5. What medications have proven useful for treatment with panic disorder?

Benzodiazpine drugs such as Alprazolam also known as Xanex have been shown to treat Panic Disorder witht eh most success.

6. What role could cognitive therapy play in Tina’s treatment for panic disorder?

Cognative therapy could be utilized to treat Tina’s Panic Disorder by teaching her what is really going on in her body and what the feelings that she experainces when an attack comes on really are. It would also help her by teaching her various relaxation and breathing techniques to aid in calming herself.
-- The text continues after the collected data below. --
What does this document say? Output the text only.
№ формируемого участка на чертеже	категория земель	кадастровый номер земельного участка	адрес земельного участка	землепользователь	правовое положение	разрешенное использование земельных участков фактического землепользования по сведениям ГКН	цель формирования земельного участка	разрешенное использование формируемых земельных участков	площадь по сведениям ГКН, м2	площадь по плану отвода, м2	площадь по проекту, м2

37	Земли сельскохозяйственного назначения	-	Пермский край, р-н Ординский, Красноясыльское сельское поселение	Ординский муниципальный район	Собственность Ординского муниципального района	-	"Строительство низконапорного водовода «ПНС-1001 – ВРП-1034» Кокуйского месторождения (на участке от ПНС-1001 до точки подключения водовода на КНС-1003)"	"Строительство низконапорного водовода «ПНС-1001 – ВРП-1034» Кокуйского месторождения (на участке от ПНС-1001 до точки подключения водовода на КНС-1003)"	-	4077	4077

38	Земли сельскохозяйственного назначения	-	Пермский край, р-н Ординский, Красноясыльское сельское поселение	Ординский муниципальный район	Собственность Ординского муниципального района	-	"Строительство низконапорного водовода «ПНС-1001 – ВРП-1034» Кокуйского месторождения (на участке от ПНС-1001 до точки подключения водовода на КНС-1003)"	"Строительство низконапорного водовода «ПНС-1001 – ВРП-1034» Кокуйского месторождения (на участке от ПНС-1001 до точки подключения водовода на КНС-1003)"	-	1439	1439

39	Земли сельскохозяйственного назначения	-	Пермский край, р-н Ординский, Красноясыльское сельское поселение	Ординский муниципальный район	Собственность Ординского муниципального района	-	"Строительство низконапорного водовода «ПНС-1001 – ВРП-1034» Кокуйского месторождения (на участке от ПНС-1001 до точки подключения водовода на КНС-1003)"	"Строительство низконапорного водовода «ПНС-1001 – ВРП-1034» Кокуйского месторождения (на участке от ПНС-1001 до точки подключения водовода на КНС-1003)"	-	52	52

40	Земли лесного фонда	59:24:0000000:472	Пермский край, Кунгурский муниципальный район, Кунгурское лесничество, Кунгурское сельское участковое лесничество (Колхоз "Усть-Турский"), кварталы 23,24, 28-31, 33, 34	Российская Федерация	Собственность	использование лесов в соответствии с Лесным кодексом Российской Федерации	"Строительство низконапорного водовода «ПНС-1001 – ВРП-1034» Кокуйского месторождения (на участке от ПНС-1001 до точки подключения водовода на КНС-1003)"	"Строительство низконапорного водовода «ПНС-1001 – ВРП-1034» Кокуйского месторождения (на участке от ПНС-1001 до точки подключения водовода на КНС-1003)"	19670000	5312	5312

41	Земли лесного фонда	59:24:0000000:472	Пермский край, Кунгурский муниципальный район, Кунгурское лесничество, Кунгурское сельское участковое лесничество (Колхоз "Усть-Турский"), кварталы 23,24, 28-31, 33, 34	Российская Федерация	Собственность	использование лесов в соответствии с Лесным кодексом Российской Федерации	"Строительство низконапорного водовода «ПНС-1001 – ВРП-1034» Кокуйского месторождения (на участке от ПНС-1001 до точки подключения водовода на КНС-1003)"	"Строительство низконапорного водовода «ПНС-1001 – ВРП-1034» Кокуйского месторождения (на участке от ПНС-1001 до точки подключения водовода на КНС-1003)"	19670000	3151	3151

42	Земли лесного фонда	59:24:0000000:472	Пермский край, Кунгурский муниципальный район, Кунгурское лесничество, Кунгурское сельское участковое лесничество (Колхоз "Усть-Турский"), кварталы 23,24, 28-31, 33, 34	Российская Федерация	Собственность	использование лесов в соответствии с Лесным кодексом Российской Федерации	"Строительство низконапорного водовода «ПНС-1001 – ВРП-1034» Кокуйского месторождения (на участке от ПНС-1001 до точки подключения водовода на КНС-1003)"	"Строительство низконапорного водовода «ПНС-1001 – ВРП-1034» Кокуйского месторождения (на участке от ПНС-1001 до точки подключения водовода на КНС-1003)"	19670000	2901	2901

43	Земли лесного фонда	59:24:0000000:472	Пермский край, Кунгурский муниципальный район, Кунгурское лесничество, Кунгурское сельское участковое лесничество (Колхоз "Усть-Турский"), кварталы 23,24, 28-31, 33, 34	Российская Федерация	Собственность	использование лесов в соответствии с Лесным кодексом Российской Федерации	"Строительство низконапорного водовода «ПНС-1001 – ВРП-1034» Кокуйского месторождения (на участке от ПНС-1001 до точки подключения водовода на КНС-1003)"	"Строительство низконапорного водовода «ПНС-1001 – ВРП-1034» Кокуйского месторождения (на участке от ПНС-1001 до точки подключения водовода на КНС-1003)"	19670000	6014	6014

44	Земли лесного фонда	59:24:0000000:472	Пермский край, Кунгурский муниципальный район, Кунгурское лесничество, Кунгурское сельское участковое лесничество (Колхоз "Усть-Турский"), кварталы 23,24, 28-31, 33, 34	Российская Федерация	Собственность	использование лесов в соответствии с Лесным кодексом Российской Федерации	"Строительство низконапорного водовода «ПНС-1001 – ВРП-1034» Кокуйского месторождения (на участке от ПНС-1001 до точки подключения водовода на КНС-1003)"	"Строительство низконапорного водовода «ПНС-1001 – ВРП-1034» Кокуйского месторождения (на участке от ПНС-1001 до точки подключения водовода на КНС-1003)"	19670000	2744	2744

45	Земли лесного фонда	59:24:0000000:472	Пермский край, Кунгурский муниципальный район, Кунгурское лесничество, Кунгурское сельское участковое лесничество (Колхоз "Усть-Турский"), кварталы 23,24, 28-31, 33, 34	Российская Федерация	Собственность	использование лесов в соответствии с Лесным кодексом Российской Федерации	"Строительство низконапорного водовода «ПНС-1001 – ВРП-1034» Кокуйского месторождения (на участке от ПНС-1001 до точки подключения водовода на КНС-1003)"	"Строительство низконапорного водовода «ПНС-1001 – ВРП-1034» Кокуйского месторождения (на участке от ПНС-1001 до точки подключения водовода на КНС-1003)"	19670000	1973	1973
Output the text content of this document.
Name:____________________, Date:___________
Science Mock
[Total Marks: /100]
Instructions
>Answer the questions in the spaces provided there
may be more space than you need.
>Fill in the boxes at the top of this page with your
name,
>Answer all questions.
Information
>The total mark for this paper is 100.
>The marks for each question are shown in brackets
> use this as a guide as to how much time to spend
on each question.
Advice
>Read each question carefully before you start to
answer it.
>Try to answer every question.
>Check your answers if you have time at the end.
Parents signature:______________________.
This type of therapy also makes it possible to bring on an attack in a controlled way so that she can learn to put all of these skills together under therapist supervision.

7. Considering that Tina may be treated for comorbid disorders, how do you see the treatments for the various disorders complementing each other?

All of the disorders that Tina may be treated for can all be treated using the same model as the text lists how each model would aid in treatment.

8. Is there any reason to think that any of the treatments would be contraindicated when utilized together? Explain why/how or why/how not.

In my opinion, I have read nothing that would lead me to believe that any treatment would contradict another treatment if used in conjuction with it. If anyting it would aid in the treatment. As mentioned before, each model has specific things it does for each disorder , some may not be as successful when used with other treatments but I do not believe that there would be any adverse effects from using them together.